Multschers Trinitätsrelief mit dem bis auf sein Lendentuch unbekleideten Christusleichnam gehört zu den fortschrittlichsten und eindrucksvollsten plastischen Darstellungen des nackten Menschen in den Anfängen des 15. Jahrhunderts. Plastische Form und Malerei gehen hier eine perfekte Symbiose ein. Selbst im unfertigen Zustand kann bestaunt werden, wie fein die Malerei ist und welch grandiose Ergänzung der Skulptur sie darstellt. Es handelt sich um ein erstklassiges Beispiel für die von Anfang an intendierte Verschmelzung der Gattungen: Erst beide zusammen – plastische Form und farbige Fassung – machen das vollständige Kunstwerk aus, was sich anhand dieses Objekts hervorragend nachvollziehen lässt.

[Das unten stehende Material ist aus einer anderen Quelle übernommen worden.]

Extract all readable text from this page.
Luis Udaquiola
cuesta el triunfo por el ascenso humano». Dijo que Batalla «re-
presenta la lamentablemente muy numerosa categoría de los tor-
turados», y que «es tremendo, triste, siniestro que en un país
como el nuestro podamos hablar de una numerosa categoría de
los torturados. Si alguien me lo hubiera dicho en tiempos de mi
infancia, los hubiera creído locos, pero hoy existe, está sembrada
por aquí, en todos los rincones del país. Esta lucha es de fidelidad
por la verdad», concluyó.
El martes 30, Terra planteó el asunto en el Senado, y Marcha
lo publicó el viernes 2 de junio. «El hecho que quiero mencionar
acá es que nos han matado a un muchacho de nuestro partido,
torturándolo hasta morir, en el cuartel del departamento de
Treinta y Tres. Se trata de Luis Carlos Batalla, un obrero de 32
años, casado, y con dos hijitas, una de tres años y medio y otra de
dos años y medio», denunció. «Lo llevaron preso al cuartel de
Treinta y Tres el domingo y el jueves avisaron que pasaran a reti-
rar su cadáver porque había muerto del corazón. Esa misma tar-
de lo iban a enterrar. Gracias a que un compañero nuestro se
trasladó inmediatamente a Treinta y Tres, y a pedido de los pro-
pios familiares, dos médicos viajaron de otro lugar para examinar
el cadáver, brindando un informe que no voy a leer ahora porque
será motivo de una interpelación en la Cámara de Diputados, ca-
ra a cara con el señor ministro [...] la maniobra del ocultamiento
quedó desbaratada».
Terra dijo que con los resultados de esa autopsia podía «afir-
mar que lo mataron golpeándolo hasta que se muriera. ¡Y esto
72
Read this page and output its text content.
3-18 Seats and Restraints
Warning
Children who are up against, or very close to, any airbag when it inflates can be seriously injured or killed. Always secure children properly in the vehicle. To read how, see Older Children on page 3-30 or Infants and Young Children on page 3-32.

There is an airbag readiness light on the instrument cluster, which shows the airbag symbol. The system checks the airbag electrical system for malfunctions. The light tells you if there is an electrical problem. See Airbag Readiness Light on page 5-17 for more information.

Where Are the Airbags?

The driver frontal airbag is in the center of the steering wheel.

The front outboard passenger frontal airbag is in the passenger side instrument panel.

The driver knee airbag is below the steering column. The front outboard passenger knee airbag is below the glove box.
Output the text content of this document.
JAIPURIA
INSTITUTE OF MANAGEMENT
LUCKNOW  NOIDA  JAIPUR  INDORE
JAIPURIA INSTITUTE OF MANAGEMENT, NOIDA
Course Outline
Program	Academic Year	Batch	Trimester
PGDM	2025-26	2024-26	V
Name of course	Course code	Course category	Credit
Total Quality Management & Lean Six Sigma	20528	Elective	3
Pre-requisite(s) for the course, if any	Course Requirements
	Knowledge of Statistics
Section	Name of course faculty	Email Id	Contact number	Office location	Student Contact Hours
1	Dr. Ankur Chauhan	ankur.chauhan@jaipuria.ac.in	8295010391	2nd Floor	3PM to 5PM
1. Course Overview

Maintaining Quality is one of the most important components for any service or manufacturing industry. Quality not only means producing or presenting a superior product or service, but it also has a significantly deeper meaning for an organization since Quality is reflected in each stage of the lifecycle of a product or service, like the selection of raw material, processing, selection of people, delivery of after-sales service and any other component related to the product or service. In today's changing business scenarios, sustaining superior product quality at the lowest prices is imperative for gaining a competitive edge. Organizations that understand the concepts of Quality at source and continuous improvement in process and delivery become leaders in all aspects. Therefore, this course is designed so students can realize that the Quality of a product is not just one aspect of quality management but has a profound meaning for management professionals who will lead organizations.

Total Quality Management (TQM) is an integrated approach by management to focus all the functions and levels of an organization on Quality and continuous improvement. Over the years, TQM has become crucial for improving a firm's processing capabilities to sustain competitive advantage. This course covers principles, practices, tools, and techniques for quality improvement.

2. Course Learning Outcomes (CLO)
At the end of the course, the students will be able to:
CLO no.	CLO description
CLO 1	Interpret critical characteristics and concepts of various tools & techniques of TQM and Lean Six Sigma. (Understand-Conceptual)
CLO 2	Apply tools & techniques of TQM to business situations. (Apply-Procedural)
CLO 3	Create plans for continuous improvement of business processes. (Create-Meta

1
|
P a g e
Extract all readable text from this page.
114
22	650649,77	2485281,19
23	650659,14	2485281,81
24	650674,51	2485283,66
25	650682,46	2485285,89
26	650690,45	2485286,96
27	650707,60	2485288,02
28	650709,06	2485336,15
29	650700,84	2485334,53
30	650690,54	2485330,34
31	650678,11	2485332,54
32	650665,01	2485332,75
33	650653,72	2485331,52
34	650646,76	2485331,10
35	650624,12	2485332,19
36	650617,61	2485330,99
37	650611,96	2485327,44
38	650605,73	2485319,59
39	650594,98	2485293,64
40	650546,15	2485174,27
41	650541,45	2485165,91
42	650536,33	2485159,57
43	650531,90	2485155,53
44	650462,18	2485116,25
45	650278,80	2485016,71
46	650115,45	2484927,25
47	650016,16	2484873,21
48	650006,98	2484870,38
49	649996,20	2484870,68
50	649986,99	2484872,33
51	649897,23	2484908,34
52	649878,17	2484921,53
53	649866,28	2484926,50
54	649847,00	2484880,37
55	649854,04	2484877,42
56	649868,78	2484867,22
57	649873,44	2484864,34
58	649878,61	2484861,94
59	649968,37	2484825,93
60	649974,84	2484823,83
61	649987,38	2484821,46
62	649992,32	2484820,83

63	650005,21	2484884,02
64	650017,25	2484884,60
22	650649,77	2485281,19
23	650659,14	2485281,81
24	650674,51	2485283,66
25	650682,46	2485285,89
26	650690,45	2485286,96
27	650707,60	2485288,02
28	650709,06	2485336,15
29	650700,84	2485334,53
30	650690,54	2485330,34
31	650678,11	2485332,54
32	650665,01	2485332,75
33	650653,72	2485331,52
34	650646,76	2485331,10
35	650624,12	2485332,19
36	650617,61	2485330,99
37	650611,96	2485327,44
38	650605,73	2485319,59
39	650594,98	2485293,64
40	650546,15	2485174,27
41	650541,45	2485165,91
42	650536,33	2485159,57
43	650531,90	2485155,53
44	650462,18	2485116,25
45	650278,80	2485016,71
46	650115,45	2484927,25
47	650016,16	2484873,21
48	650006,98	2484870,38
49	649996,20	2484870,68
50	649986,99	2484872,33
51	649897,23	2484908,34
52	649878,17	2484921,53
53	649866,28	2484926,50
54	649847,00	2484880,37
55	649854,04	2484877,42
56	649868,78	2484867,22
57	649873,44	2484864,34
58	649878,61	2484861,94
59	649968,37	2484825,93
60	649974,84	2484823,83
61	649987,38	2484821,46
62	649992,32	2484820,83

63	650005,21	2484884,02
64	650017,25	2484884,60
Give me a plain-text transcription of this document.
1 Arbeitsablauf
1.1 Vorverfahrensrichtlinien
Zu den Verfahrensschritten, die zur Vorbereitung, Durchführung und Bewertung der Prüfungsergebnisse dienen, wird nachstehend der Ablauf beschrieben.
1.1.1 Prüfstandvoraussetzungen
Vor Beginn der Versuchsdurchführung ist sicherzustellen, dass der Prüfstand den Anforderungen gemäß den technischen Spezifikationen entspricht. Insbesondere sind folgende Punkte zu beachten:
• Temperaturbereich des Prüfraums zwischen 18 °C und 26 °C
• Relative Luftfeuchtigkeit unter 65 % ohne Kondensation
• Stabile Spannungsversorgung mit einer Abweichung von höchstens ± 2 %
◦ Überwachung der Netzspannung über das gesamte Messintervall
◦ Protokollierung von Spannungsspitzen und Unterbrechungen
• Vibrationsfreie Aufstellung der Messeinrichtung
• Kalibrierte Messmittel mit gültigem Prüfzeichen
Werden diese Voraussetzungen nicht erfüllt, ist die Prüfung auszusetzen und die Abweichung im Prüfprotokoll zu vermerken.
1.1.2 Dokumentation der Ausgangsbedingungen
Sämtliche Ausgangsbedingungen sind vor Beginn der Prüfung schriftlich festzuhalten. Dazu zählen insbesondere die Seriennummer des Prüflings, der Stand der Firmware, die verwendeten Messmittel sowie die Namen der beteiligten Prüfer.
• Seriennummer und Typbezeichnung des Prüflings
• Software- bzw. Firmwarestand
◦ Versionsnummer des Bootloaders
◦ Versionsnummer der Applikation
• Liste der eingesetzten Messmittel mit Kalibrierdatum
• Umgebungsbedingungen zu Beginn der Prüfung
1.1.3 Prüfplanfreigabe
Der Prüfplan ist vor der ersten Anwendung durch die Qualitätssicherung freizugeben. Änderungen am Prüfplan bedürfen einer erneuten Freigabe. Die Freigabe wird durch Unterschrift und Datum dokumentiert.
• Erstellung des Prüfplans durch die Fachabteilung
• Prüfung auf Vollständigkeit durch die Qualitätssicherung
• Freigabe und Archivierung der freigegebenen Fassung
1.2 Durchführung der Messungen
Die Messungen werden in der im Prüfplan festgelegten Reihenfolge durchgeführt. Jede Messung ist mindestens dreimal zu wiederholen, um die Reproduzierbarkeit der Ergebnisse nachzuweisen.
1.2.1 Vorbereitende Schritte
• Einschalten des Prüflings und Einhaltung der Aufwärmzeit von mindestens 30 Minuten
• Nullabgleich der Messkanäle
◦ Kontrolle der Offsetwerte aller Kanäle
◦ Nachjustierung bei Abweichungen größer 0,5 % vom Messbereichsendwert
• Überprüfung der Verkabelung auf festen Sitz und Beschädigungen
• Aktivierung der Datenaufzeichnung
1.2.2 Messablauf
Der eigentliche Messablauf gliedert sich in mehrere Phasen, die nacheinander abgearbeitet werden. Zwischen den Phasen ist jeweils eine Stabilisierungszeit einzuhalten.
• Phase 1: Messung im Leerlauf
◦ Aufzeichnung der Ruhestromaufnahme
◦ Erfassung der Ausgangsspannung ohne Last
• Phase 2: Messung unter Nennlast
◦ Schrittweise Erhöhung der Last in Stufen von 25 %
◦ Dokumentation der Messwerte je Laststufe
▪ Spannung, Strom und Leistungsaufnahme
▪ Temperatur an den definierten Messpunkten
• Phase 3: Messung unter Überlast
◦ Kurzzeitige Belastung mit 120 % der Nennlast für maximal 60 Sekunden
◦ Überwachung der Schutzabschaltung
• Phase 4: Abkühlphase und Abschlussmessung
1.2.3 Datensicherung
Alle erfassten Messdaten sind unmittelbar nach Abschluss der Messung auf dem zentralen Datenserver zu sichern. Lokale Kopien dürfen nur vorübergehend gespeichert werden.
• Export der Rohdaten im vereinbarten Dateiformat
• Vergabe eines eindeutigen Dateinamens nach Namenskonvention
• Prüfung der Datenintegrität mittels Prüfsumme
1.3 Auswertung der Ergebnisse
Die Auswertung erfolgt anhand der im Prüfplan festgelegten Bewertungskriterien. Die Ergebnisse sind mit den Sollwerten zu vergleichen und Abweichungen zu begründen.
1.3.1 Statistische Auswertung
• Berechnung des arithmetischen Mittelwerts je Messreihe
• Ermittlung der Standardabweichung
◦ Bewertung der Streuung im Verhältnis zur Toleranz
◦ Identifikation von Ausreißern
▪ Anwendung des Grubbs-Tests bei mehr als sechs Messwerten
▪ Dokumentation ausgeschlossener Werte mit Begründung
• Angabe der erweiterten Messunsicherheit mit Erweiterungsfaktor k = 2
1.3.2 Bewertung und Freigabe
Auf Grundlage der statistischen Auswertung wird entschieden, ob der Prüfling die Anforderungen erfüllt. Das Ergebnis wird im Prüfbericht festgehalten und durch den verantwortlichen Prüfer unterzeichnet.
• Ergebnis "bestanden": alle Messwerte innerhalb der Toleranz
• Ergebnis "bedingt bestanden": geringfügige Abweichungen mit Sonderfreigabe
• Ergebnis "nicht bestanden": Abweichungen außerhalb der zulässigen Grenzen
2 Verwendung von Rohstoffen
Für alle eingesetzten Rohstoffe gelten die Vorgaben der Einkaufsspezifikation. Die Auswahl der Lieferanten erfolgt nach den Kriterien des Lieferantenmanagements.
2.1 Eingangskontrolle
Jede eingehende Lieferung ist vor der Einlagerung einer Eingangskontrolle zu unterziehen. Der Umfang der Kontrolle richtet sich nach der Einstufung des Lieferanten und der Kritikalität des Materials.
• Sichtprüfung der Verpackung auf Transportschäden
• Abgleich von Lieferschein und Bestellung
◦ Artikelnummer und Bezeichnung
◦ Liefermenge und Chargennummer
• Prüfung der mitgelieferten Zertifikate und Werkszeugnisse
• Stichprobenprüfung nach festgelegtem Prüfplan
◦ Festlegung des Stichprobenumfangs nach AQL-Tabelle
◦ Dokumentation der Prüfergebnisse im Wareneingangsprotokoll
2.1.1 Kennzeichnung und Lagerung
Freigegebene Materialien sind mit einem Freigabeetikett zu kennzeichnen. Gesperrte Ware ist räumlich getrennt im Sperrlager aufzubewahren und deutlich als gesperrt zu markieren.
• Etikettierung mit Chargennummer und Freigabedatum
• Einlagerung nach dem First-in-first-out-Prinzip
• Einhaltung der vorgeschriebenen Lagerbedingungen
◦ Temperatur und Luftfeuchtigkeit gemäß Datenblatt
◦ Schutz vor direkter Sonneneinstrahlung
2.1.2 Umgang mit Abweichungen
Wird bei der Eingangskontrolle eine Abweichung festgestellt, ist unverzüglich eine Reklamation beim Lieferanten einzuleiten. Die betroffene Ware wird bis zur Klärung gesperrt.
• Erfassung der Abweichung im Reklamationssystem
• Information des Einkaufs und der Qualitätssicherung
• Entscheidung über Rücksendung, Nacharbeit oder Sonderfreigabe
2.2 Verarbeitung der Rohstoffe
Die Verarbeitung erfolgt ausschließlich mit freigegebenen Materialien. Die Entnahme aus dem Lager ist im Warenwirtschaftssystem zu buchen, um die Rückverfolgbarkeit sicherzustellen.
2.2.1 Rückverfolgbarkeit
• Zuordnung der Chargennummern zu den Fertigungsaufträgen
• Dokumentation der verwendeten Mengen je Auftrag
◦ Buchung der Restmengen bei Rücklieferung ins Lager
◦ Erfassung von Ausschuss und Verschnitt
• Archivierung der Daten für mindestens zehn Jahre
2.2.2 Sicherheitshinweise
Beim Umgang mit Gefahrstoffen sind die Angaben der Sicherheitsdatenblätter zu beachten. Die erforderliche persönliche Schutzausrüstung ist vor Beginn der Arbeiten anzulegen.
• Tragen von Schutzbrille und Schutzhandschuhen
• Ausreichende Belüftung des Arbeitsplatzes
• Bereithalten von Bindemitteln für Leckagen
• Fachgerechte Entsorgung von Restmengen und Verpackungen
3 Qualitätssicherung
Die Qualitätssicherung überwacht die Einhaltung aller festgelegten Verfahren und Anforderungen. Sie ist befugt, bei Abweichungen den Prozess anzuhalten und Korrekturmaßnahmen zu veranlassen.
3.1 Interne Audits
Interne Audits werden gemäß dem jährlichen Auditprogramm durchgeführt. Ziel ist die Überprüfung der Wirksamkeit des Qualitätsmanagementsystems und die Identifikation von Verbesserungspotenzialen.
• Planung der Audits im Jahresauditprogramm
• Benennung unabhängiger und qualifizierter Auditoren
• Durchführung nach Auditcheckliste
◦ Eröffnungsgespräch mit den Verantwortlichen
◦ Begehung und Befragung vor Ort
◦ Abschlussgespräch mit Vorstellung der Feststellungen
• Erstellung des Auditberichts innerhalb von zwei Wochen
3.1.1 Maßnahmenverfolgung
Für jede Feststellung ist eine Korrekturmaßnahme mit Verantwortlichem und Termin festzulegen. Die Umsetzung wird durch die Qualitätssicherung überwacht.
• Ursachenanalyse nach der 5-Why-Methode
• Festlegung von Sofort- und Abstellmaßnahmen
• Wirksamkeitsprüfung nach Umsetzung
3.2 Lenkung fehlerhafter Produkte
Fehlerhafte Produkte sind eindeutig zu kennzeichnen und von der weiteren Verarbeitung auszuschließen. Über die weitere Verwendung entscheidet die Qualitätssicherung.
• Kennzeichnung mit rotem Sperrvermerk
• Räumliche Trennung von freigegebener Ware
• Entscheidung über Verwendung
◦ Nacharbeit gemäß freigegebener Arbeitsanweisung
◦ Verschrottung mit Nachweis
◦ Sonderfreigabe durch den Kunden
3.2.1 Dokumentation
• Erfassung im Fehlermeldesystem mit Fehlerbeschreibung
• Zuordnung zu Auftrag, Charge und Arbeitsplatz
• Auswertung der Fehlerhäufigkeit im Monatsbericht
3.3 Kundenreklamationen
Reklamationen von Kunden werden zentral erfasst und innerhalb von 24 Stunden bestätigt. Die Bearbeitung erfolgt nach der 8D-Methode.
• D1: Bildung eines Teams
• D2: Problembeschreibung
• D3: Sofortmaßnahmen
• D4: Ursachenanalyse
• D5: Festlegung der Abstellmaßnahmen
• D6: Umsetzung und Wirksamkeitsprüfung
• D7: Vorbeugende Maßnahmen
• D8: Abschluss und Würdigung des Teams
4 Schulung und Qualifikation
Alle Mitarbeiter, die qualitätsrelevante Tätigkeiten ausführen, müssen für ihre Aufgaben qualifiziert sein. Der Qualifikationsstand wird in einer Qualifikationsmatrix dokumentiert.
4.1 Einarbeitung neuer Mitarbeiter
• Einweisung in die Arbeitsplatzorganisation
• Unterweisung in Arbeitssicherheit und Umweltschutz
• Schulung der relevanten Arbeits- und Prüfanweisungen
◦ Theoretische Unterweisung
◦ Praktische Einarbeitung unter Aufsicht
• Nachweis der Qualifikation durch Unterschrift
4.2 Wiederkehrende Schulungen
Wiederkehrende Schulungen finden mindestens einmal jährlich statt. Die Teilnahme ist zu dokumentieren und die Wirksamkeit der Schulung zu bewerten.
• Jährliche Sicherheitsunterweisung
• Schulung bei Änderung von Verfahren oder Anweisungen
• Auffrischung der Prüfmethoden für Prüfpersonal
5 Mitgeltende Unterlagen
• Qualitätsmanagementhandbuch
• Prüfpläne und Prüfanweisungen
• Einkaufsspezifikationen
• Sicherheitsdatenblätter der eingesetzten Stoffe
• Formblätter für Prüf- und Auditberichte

Raumansicht in der Ausstellung mit den Schächern des Rimini-Altars
Die in der Ausstellung zum Schächer-Fragment gezeigten Skulpturen des Liebieghauses demonstrieren, dass Malerei und Skulptur auf vielfache Weise aufeinander bezogen sind: Die plastischen Bildwerke werfen ein besonderes Licht auf die frühen niederländischen Tafelgemälde; die Bilder wiederum helfen uns, die Skulpturen besser zu begreifen. Insofern ermöglicht die Kabinettpräsentation eine Vielzahl überraschender und spannender Erkenntnisgewinne mit Blick auf das Zusammenspiel und die Abhängigkeiten beider Gattungen.